Orleans by Smith Sherri L

Orleans by Smith Sherri L

Author:Smith, Sherri L. [Smith, Sherri L.]
Language: eng
Format: epub
Tags: General Fiction
ISBN: 9780399252945
Publisher: Putnam
Published: 2013-01-01T07:00:00+00:00


20

“DANIEL. DANIEL, WAKE UP.” I KEEP BABY GIRL close to me and creep over to tap him on the foot. We been here less than fifteen minutes, and now there be a light coming in through the broken window. Firelight.

“Daniel!” He stir and suddenly sit upright. “Shhh . . .” I put a finger over my lips. He look around, nodding that he understand. I motion him to the front wall along where I been sleeping. “Come see.”

Normally, I be giving him a hard time for being a tourist, but this be something special. Something I be real glad to see, too.

He shuffle over on his butt, keeping low like me. There be an opening in the wall that used to be a window, but the glass be long gone, and now it be open to the street below.

“Christ, what is that?” Daniel ask, and it sound funny through his filter, no expression, just words.

“All Saints’ Day,” I tell him. “Hurricane season be over today, and we still here.”
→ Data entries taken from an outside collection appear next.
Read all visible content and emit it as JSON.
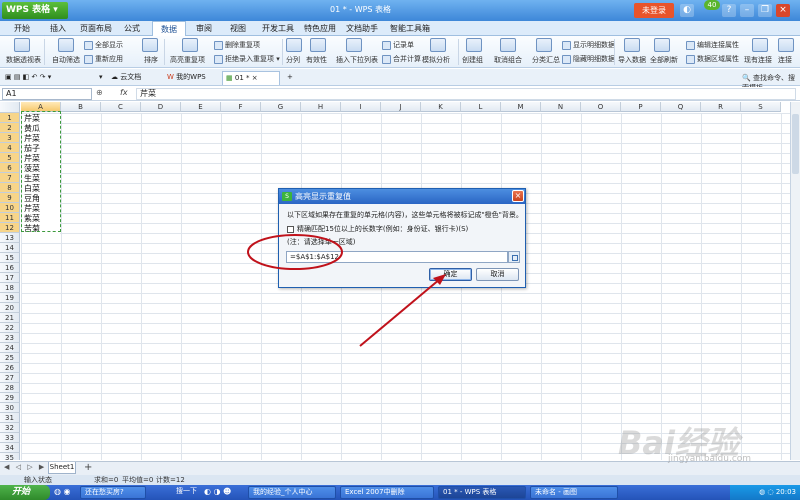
{
  "titlebar": {
    "app_name": "WPS 表格",
    "title": "01 * - WPS 表格",
    "login": "未登录",
    "badge": "40"
  },
  "menu": {
    "tabs": [
      "开始",
      "插入",
      "页面布局",
      "公式",
      "数据",
      "审阅",
      "视图",
      "开发工具",
      "特色应用",
      "文档助手",
      "智能工具箱"
    ]
  },
  "ribbon": {
    "data_view": "数据透视表",
    "show_all": "全部显示",
    "auto_filter": "自动筛选",
    "reapply": "重新应用",
    "sort": "排序",
    "highlight_dup": "高亮重复项",
    "delete_dup": "删除重复项",
    "reject_dup": "拒绝录入重复项",
    "split": "分列",
    "validity": "有效性",
    "insert_dropdown": "插入下拉列表",
    "record": "记录单",
    "merge_calc": "合并计算",
    "simulate": "模拟分析",
    "create_group": "创建组",
    "cancel_group": "取消组合",
    "subtotal": "分类汇总",
    "show_detail": "显示明细数据",
    "hide_detail": "隐藏明细数据",
    "import_data": "导入数据",
    "refresh_all": "全部刷新",
    "edit_link": "编辑连接属性",
    "data_region": "数据区域属性",
    "existing_conn": "现有连接",
    "connect": "连接"
  },
  "doctabs": {
    "cloud": "云文档",
    "mywps": "我的WPS",
    "current": "01 *",
    "help_search": "查找命令、搜索模板"
  },
  "formula": {
    "namebox": "A1",
    "fx": "fx",
    "content": "芹菜"
  },
  "grid": {
    "columns": [
      "A",
      "B",
      "C",
      "D",
      "E",
      "F",
      "G",
      "H",
      "I",
      "J",
      "K",
      "L",
      "M",
      "N",
      "O",
      "P",
      "Q",
      "R",
      "S"
    ],
    "rows": [
      "1",
      "2",
      "3",
      "4",
      "5",
      "6",
      "7",
      "8",
      "9",
      "10",
      "11",
      "12",
      "13",
      "14",
      "15",
      "16",
      "17",
      "18",
      "19",
      "20",
      "21",
      "22",
      "23",
      "24",
      "25",
      "26",
      "27",
      "28",
      "29",
      "30",
      "31",
      "32",
      "33",
      "34",
      "35"
    ],
    "column_a": [
      "芹菜",
      "黄瓜",
      "芹菜",
      "茄子",
      "芹菜",
      "菠菜",
      "生菜",
      "白菜",
      "豆角",
      "芹菜",
      "紫菜",
      "苦菊"
    ]
  },
  "dialog": {
    "title": "高亮显示重复值",
    "title_icon": "S",
    "close": "×",
    "description": "以下区域如果存在重复的单元格(内容)，这些单元格将被标记成\"橙色\"背景。",
    "checkbox_label": "精确匹配15位以上的长数字(例如：身份证、银行卡)(S)",
    "note": "(注：请选择单一区域)",
    "range_value": "=$A$1:$A$12",
    "ok": "确定",
    "cancel": "取消"
  },
  "sheets": {
    "nav": "◀ ◁ ▷ ▶",
    "active": "Sheet1",
    "add": "+"
  },
  "statusbar": {
    "mode": "输入状态",
    "sum": "求和=0",
    "average": "平均值=0",
    "count": "计数=12"
  },
  "taskbar": {
    "start": "开始",
    "items": [
      "还在愁买房?",
      "搜一下",
      "我的经验_个人中心",
      "Excel 2007中删除",
      "01 * - WPS 表格",
      "未命名 - 画图"
    ],
    "clock": "20:03"
  },
  "watermark": {
    "text": "Bai经验",
    "sub": "jingyan.baidu.com"
  },
  "colors": {
    "accent": "#3d87d8",
    "selection": "#3c9a3c",
    "annotation": "#c0121b"
  }
}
In the street, riding toward us on lean brown horses, come an All Saints’ krewe. They be decked out in all they finery—owl- and pheasant-feather headdresses, chains and bracelets made of shiny metal and glass mounded high on they wrists, and necks with strand after strand of old Mardi Gras beads, purple, green, and yellow, all sparkling and shining in the torchlight. The krewe be riding, holding they flambeaux high up to the sky. Like a thundercloud of fire, rolling toward us, they be singing and shouting at the clouds as they go by.

“Who are they?” Daniel whisper. I bounce Baby Girl in my arms.
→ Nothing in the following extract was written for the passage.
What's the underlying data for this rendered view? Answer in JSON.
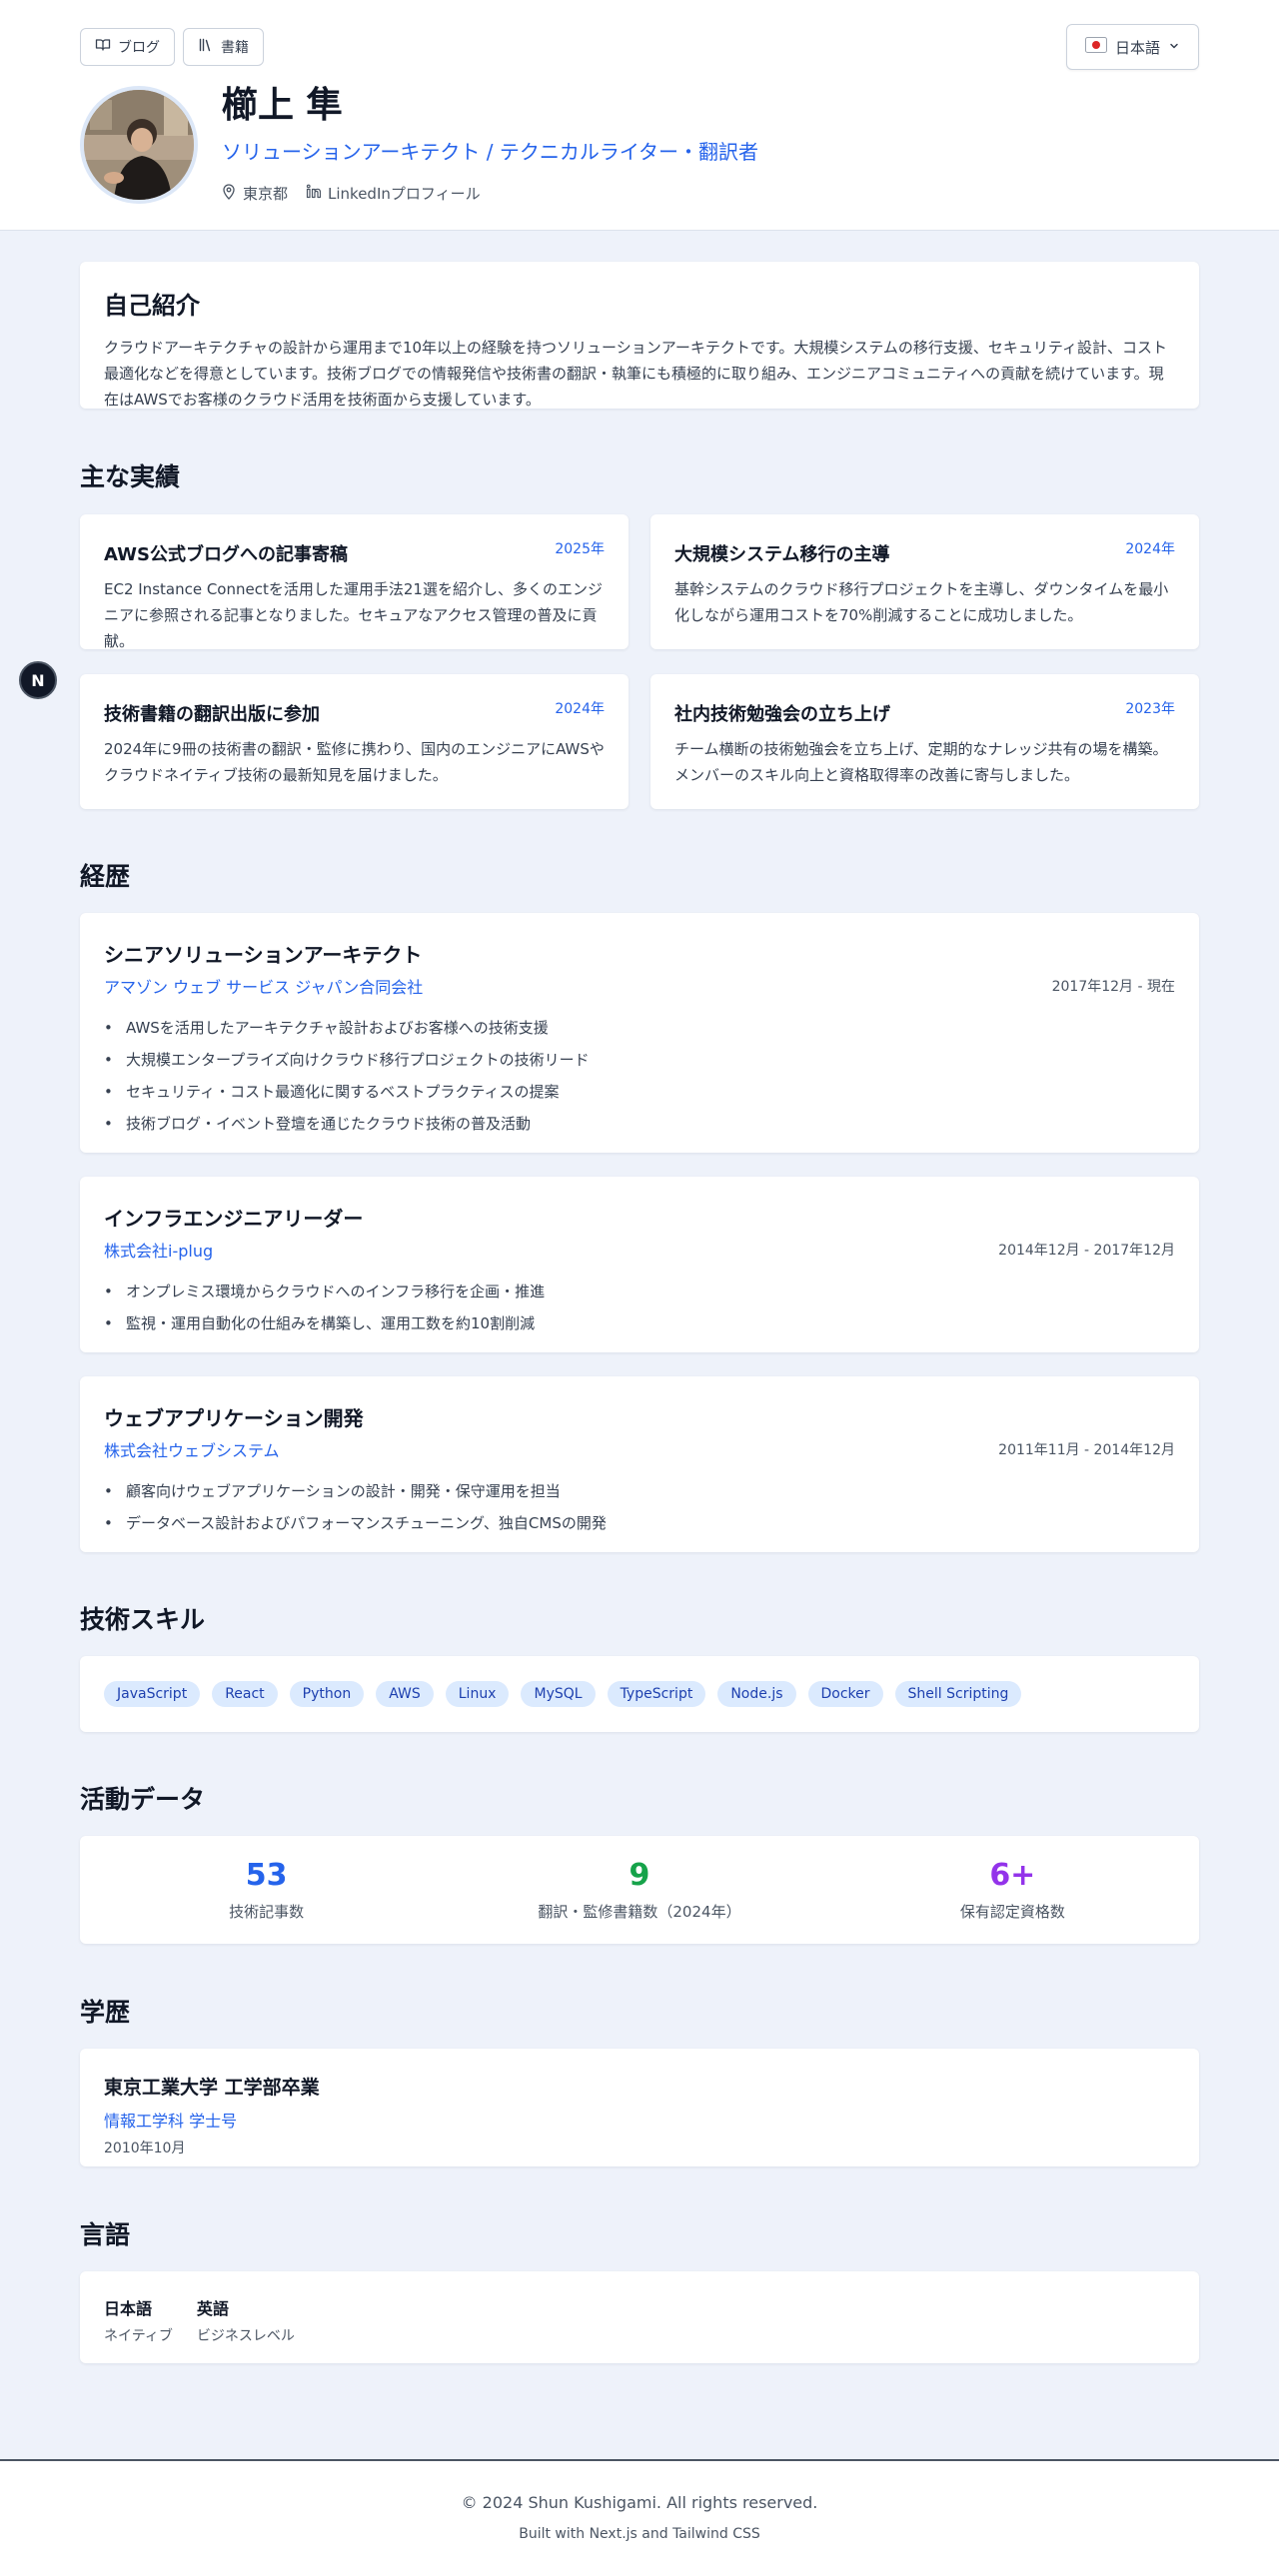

“Anybody. Everybody. They wear masks over they eyes to keep from knowing. All Saints’ krewes and the Market be the only times tribes come together. Folks just show up in they costumes, ready to ride.”

The krewe outside be a big one, almost twenty riders. They wheel around in a circle at the widest point of the road and thrust they torches toward the center of the ring, moving to a trot as the ring shift shape and turn into a spiral ’stead of a sphere. Now they be like a hurricane, swirling and swirling, the smallest rider in the center at the eye.

The sound grow louder. I hear them and I mouth the words. “Katrina, Isaiah, Lorenzo. Olga, Laura, Paloma.” Up and down, over and over, they be going faster and faster. “Jesus, Jesus, Hay-SEUS!” The Hurricane riders be stretching wider and wider in the street, and then they burst apart, horses and riders shooting off in every direction, splashing through the streams and trampling over the neutral ground.

Some of they flambeaux go out, they be moving so fast. And they shout, hoot, holler, and I got to hold my tongue not to join them out loud. “Nous sommes ici! Nous sommes ici! Encore! Encore! Encore! Nous restons ici!”

Daniel be looking at me like he never seen me before. I want to laugh, but we got to stay quiet.